In case anyone has noticed my relative silence over here for the past few weeks, it's not because I have become suddenly shy again (as far as I know I am still a newly-minted extrovert). On the contrary, I have been engaged in a not-so-secret project that involves writing at least 50,000 words in the month of November and calling it a novel. At first I thought, "oh, I'll try this and get bored with it like I usually do and that will be that." But just past the halfway point, I've got over 26,000 words written--and not just one word repeated 26,000 times--and I think I might actually make the deadline. It's not something that I ever expected to happen, and I'm still a little cautious about discussing it at all, in case that causes me to self-destruct. I am very good at enthusiastically starting projects and historically pathetic at bringing them to a satisfying close. So: cautious optimism. As I've been forcing myself to write the required 1,667 words a day, I've also been thinking about my history as a writer.
I have consistently been a voracious reader, but writing was something I only did in fits and starts throughout my childhood. I am still quite proud of the short story I wrote some (cough) years back from the point-of-view of a Rain-Blo bubble gum ball, even though the story itself may longer exist.1 As a young adult with no actual ability to make geeky friends who were my age, I spent a great deal of time generating D&D characters . . . but never actually played the game. To this date I still have not played D&D once (much less an entire campaign), but that's OK, I suspect that character generation (and character names) might be the best part. Then I went to college, and all of my writing time was taken up with things called 'papers', some of which didn't actually feel like work.2
After graduate school (Master's #1), I worked two simultaneous jobs as a technical writer, so there still wasn't much space in my life for "fun" writing. However, despite not liking to read short stories all that much, I used to write them, in the form of fan-fiction, for other people to read on the internet. Most of the archive sites for these stories seem to have mercifully disappeared, and I'm not going to say much more about that. However, I do still have a t-shirt that vaguely references that time of my life, so as long as I keep it I will always have a gentle reminder that I used to be passionate about TV. Eventually I developed this blog as an outlet for my desire to write. It allows me to keep up on my more formal prose with book reviews, and once in a while do a little navel gazing.

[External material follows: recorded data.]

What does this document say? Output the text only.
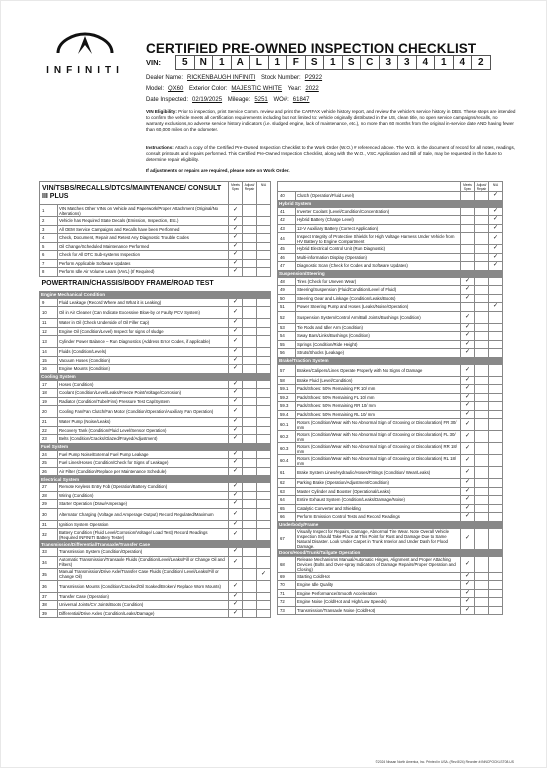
INFINITI
CERTIFIED PRE-OWNED INSPECTION CHECKLIST
VIN:	5	N	1	A	L	1	F	S	1	S	C	3	3	4	1	4	2
Dealer Name: RICKENBAUGH INFINITI Stock Number: P2922
Model: QX60 Exterior Color: MAJESTIC WHITE Year: 2022
Date Inspected: 02/19/2025 Mileage: 5251 WO#: 61847
VIN Eligibility: Prior to inspection, print Service Comm. review and print the CARFAX vehicle history report, and review the vehicle's service history in DBS. These steps are intended to confirm the vehicle meets all certification requirements including but not limited to: vehicle originally distributed in the US, clean title, no open service campaigns/recalls, no warranty exclusions,no adverse service history indicators (i.e. sludged engine, lack of maintenance, etc.), no more than 60 months from the original in-service date AND having fewer than 60,000 miles on the odometer.
Instructions: Attach a copy of the Certified Pre-Owned Inspection Checklist to the Work Order (W.O.) # referenced above. The W.O. is the document of record for all notes, readings, consult printouts and repairs performed. This Certified Pre-Owned Inspection Checklist, along with the W.O., VSC Application and Bill of Sale, may be requested in the future to determine repair eligibility.
If adjustments or repairs are required, please note on Work Order.
VIN/TSBS/RECALLS/DTCS/MAINTENANCE/ CONSULT III PLUS		Meets Spec	Adjust/ Repair	N/A
1	VIN Matches Other VINs on Vehicle and Paperwork/Proper Attachment (Original/No Alterations)	✓		
2	Vehicle has Required State Decals (Emission, Inspection, Etc.)	✓		
3	All OEM Service Campaigns and Recalls have been Performed	✓		
4	Check, Document, Repair and Retest Any Diagnostic Trouble Codes	✓		
5	Oil Change/Scheduled Maintenance Performed	✓		
6	Check for All DTC Sub-systems Inspection	✓		
7	Perform Applicable Software Updates	✓		
8	Perform Idle Air Volume Learn (IAVL) (If Required)	✓		
POWERTRAIN/CHASSIS/BODY FRAME/ROAD TEST				
Engine Mechanical Condition				
9	Fluid Leakage (Record Where and What it is Leaking)	✓		
10	Oil in Air Cleaner (Can Indicate Excessive Blow-by or Faulty PCV System)	✓		
11	Water in Oil (Check Underside of Oil Filler Cap)	✓		
12	Engine Oil (Condition/Level) Inspect for signs of sludge	✓		
13	Cylinder Power Balance – Run Diagnostics (Address Error Codes, if applicable)	✓		
14	Fluids (Condition/Levels)	✓		
15	Vacuum Hoses (Condition)	✓		
16	Engine Mounts (Condition)	✓		
Cooling System				
17	Hoses (Condition)	✓		
18	Coolant (Condition/Level/Leaks/Freeze Point/Voltage/Corrosion)	✓		
19	Radiator (Condition/Tube/Fins) Pressure Test Cap/System	✓		
20	Cooling Fan/Fan Clutch/Fan Motor (Condition/Operation/Auxiliary Fan Operation)	✓		
21	Water Pump (Noise/Leaks)	✓		
22	Recovery Tank (Condition/Fluid Level/Sensor Operation)	✓		
23	Belts (Condition/Cracks/Glazed/Frayed/Adjustment)	✓		
Fuel System				
24	Fuel Pump Noise/External Fuel Pump Leakage	✓		
25	Fuel Lines/Hoses (Condition/Check for Signs of Leakage)	✓		
26	Air Filter (Condition/Replace per Maintenance Schedule)	✓		
Electrical System				
27	Remote Keyless Entry Fob (Operation/Battery Condition)	✓		
28	Wiring (Condition)	✓		
29	Starter Operation (Draw/Amperage)	✓		
30	Alternator Charging (Voltage and Amperage Output) Record Regulated/Maximum	✓		
31	Ignition System Operation	✓		
32	Battery Condition (Fluid Level/Corrosion/Voltage/ Load Test) Record Readings (Required INFINITI Battery Tester)	✓		
Transmission/Differential/Transaxle/Transfer Case				
33	Transmission System (Condition/Operation)	✓		
34	Automatic Transmission/Transaxle Fluids (Condition/Level/Leaks/Fill or Change Oil and Filters)	✓		
35	Manual Transmission/Drive Axle/Transfer Case Fluids (Condition/ Level/Leaks/Fill or Change Oil)			✓
36	Transmission Mounts (Condition/Cracked/Oil Soaked/Broken/ Replace Worn Mounts)	✓		
37	Transfer Case (Operation)	✓		
38	Universal Joints/CV Joints/Boots (Condition)	✓		
39	Differential/Drive Axles (Condition/Leaks/Damage)	✓		
		Meets Spec	Adjust/ Repair	N/A
40	Clutch (Operation/Fluid Level)			✓
Hybrid System				
41	Inverter Coolant (Level/Condition/Concentration)			✓
42	Hybrid Battery (Charge Level)			✓
43	12-V Auxiliary Battery (Correct Application)			✓
44	Inspect Integrity of Protective Shields for High Voltage Harness Under Vehicle from HV Battery to Engine Compartment			✓
45	Hybrid Electrical Control Unit (Run Diagnostic)			✓
46	Multi-information Display (Operation)			✓
47	Diagnostic Scan (Check for Codes and Software Updates)			✓
Suspension/Steering				
48	Tires (Check for Uneven Wear)	✓		
49	Steering/Suspension (Fluid/Condition/Level of Fluid)	✓		
50	Steering Gear and Linkage (Condition/Leaks/Boots)	✓		
51	Power Steering Pump and Hoses (Leaks/Noise/Operation)			✓
52	Suspension System/Control Arm/Ball Joints/Bushings (Condition)	✓		
53	Tie Rods and Idler Arm (Condition)	✓		
54	Sway Bars/Links/Bushings (Condition)	✓		
55	Springs (Condition/Ride Height)	✓		
56	Struts/Shocks (Leakage)	✓		
Brake/Traction System				
57	Brakes/Calipers/Lines Operate Properly with No Signs of Damage	✓		
58	Brake Fluid (Level/Condition)	✓		
59.1	Pads/Shoes: 50% Remaining FR 10/ mm	✓		
59.2	Pads/Shoes: 50% Remaining FL 10/ mm	✓		
59.3	Pads/Shoes: 50% Remaining RR 10/ mm	✓		
59.4	Pads/Shoes: 50% Remaining RL 10/ mm	✓		
60.1	Rotors (Condition/Wear with No Abnormal Sign of Grooving or Discoloration) FR 30/ mm	✓		
60.2	Rotors (Condition/Wear with No Abnormal Sign of Grooving or Discoloration) FL 30/ mm	✓		
60.3	Rotors (Condition/Wear with No Abnormal Sign of Grooving or Discoloration) RR 18/ mm	✓		
60.4	Rotors (Condition/Wear with No Abnormal Sign of Grooving or Discoloration) RL 18/ mm	✓		
61	Brake System Lines/Hydraulic/Hoses/Fittings (Condition/ Wear/Leaks)	✓		
62	Parking Brake (Operation/Adjustment/Condition)	✓		
63	Master Cylinder and Booster (Operational/Leaks)	✓		
64	Entire Exhaust System (Condition/Leaks/Damage/Noise)	✓		
65	Catalytic Converter and Shielding	✓		
66	Perform Emission Control Tests and Record Readings	✓		
Underbody/Frame				
67	Visually Inspect for Repairs, Damage, Abnormal Tire Wear. Note Overall Vehicle Inspection Should Take Place at This Point for Rust and Damage Due to Same Natural Disaster. Look Under Carpet in Trunk Interior and Under Dash for Flood Damage.	✓		
Doors/Hood/Trunk/Tailgate Operation				
68	Release Mechanisms Manual/Automatic Hinges, Alignment and Proper Attaching Devices (Bolts and Over-spray Indicators of Damage Repairs/Proper Operation and Closing)	✓		
69	Starting Cold/Hot	✓		
70	Engine Idle Quality	✓		
71	Engine Performance/Smooth Acceleration	✓		
72	Engine Noise (Cold/Hot and High/Low Speeds)	✓		
73	Transmission/Transaxle Noise (Cold/Hot)	✓		
©2024 Nissan North America, Inc. Printed in USA. (Rev.8/24) Reorder #:INNCPOCKLST08-US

I've always had a secret desire to write a romance novel, and have a rough half-dozen started on various forms of media that are now obsolete and therefore inaccessible to me.3 When I started reading my mother's romance novels as a kid, I felt that I was enough of a judge of quality to arrogantly think "hey, I could do this!" I mean, who hasn't picked up a "trashy" romance and thought that they could produce something equally bad, if not slightly better? This month is my opportunity to finally put my money where my mouth is. At some point (in September or October), I volunteered to write a novel that will probably only appeal to a very small subset of people, but which will make me happy to write. And I think that's what actually matters.
1It may actually still exist; there's a lot of stuff in the garage. But that's another post entirely. If I find it someday, I'll be sure to post it here, so STAY TUNED. In the meantime (spoiler alert), if I remember correctly, it doesn't end well for our gumball hero.

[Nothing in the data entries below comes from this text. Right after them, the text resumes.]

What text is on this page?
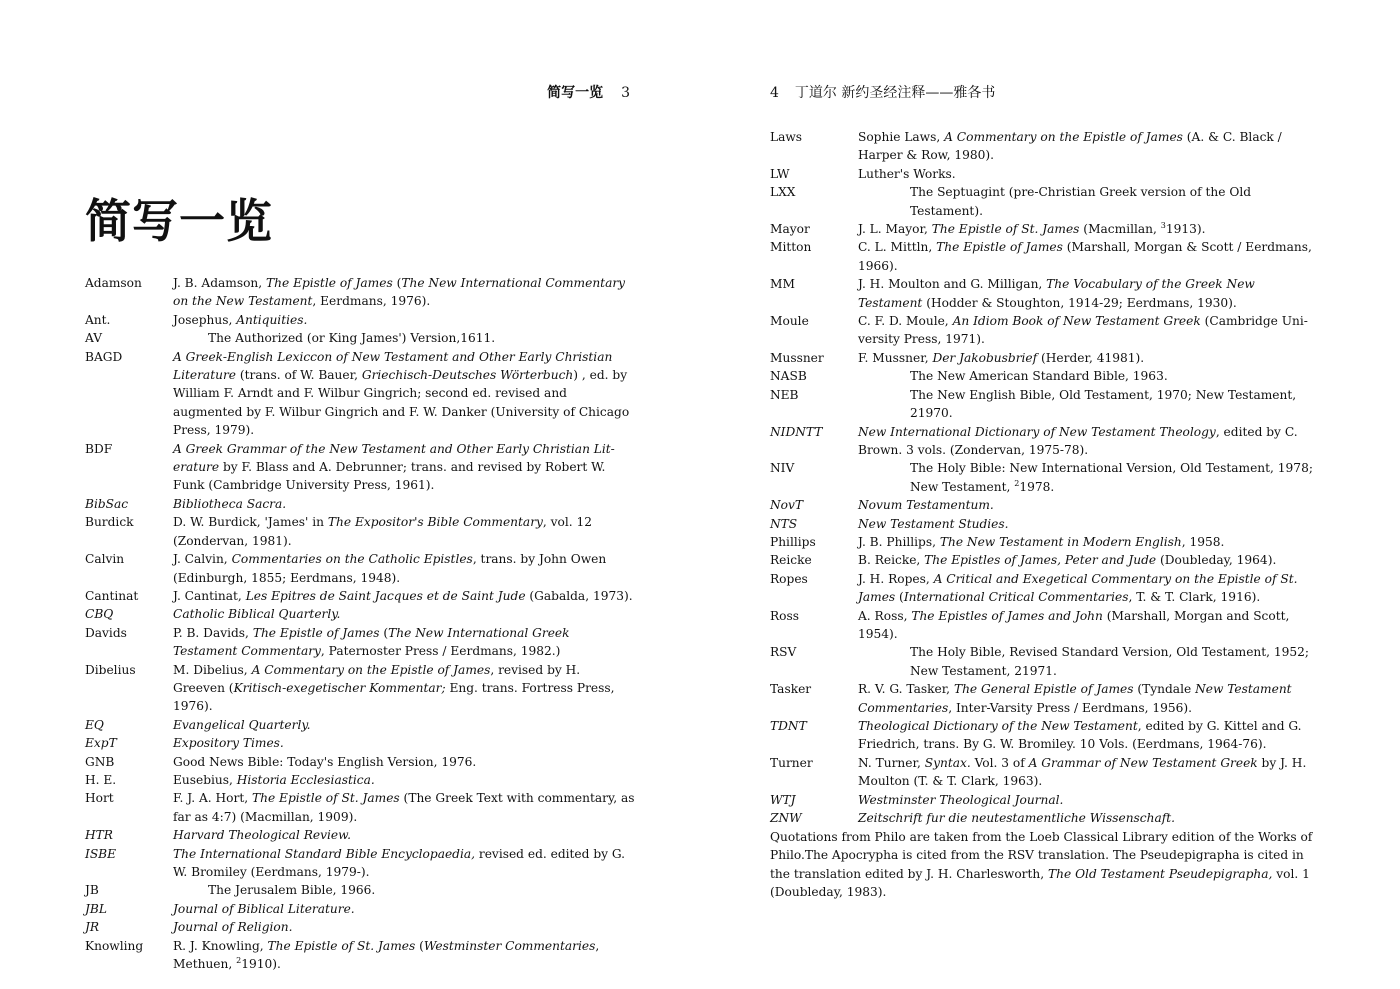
简写一览 3
简写一览
Adamson	J. B. Adamson, The Epistle of James (The New International Commentary on the New Testament, Eerdmans, 1976).
Ant.	Josephus, Antiquities.
AV	The Authorized (or King James') Version,1611.
BAGD	A Greek-English Lexiccon of New Testament and Other Early Christian Literature (trans. of W. Bauer, Griechisch-Deutsches Wörterbuch) , ed. by William F. Arndt and F. Wilbur Gingrich; second ed. revised and augmented by F. Wilbur Gingrich and F. W. Danker (University of Chicago Press, 1979).
BDF	A Greek Grammar of the New Testament and Other Early Christian Lit-erature by F. Blass and A. Debrunner; trans. and revised by Robert W. Funk (Cambridge University Press, 1961).
BibSac	Bibliotheca Sacra.
Burdick	D. W. Burdick, 'James' in The Expositor's Bible Commentary, vol. 12 (Zondervan, 1981).
Calvin	J. Calvin, Commentaries on the Catholic Epistles, trans. by John Owen (Edinburgh, 1855; Eerdmans, 1948).
Cantinat	J. Cantinat, Les Epitres de Saint Jacques et de Saint Jude (Gabalda, 1973).
CBQ	Catholic Biblical Quarterly.
Davids	P. B. Davids, The Epistle of James (The New International Greek Testament Commentary, Paternoster Press / Eerdmans, 1982.)
Dibelius	M. Dibelius, A Commentary on the Epistle of James, revised by H. Greeven (Kritisch-exegetischer Kommentar; Eng. trans. Fortress Press, 1976).
EQ	Evangelical Quarterly.
ExpT	Expository Times.
GNB	Good News Bible: Today's English Version, 1976.
H. E.	Eusebius, Historia Ecclesiastica.
Hort	F. J. A. Hort, The Epistle of St. James (The Greek Text with commentary, as far as 4:7) (Macmillan, 1909).
HTR	Harvard Theological Review.
ISBE	The International Standard Bible Encyclopaedia, revised ed. edited by G. W. Bromiley (Eerdmans, 1979-).
JB	The Jerusalem Bible, 1966.
JBL	Journal of Biblical Literature.
JR	Journal of Religion.
Knowling	R. J. Knowling, The Epistle of St. James (Westminster Commentaries, Methuen, $^2$1910).
4 丁道尔 新约圣经注释——雅各书
Laws	Sophie Laws, A Commentary on the Epistle of James (A. & C. Black / Harper & Row, 1980).
LW	Luther's Works.
LXX	The Septuagint (pre-Christian Greek version of the Old Testament).
Mayor	J. L. Mayor, The Epistle of St. James (Macmillan, $^3$1913).
Mitton	C. L. Mittln, The Epistle of James (Marshall, Morgan & Scott / Eerdmans, 1966).
MM	J. H. Moulton and G. Milligan, The Vocabulary of the Greek New Testament (Hodder & Stoughton, 1914-29; Eerdmans, 1930).
Moule	C. F. D. Moule, An Idiom Book of New Testament Greek (Cambridge Uni-versity Press, 1971).
Mussner	F. Mussner, Der Jakobusbrief (Herder, 41981).
NASB	The New American Standard Bible, 1963.
NEB	The New English Bible, Old Testament, 1970; New Testament, 21970.
NIDNTT	New International Dictionary of New Testament Theology, edited by C. Brown. 3 vols. (Zondervan, 1975-78).
NIV	The Holy Bible: New International Version, Old Testament, 1978; New Testament, $^2$1978.
NovT	Novum Testamentum.
NTS	New Testament Studies.
Phillips	J. B. Phillips, The New Testament in Modern English, 1958.
Reicke	B. Reicke, The Epistles of James, Peter and Jude (Doubleday, 1964).
Ropes	J. H. Ropes, A Critical and Exegetical Commentary on the Epistle of St. James (International Critical Commentaries, T. & T. Clark, 1916).
Ross	A. Ross, The Epistles of James and John (Marshall, Morgan and Scott, 1954).
RSV	The Holy Bible, Revised Standard Version, Old Testament, 1952; New Testament, 21971.
Tasker	R. V. G. Tasker, The General Epistle of James (Tyndale New Testament Commentaries, Inter-Varsity Press / Eerdmans, 1956).
TDNT	Theological Dictionary of the New Testament, edited by G. Kittel and G. Friedrich, trans. By G. W. Bromiley. 10 Vols. (Eerdmans, 1964-76).
Turner	N. Turner, Syntax. Vol. 3 of A Grammar of New Testament Greek by J. H. Moulton (T. & T. Clark, 1963).
WTJ	Westminster Theological Journal.
ZNW	Zeitschrift fur die neutestamentliche Wissenschaft.
Quotations from Philo are taken from the Loeb Classical Library edition of the Works of Philo.The Apocrypha is cited from the RSV translation. The Pseudepigrapha is cited in the translation edited by J. H. Charlesworth, The Old Testament Pseudepigrapha, vol. 1 (Doubleday, 1983).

2My favorite papers were for Literary Theory. One involved ten pages of deconstruction applied to the message inside a Cadbury chocolate egg wrapper, and the other was a discussion of "Jesse's Girl" as a tale of homosocial desire (we had been reading Sedgwick). For the opportunity to write these, I have to give all the credit to my friend and mentor Dr. Tromp, the same person who facilitated footnote 3.
3The same is true of my 120+ page senior thesis on Emily Brontë, but I like to think that I could recover that with the help of OCR from my hard copy, if ever there was an emergency in which my scholarship--DIGITIZED--was the only hope for humanity. For reference, the title is: 'Through life and death, a chainless soul': Emily Brontë's Poetic Reconfiguration of Romanticism, Female Authorship, and the Critical Paradigm. Available only in one college library in Ohio, my living room, and my father's house. Oh, to be young again.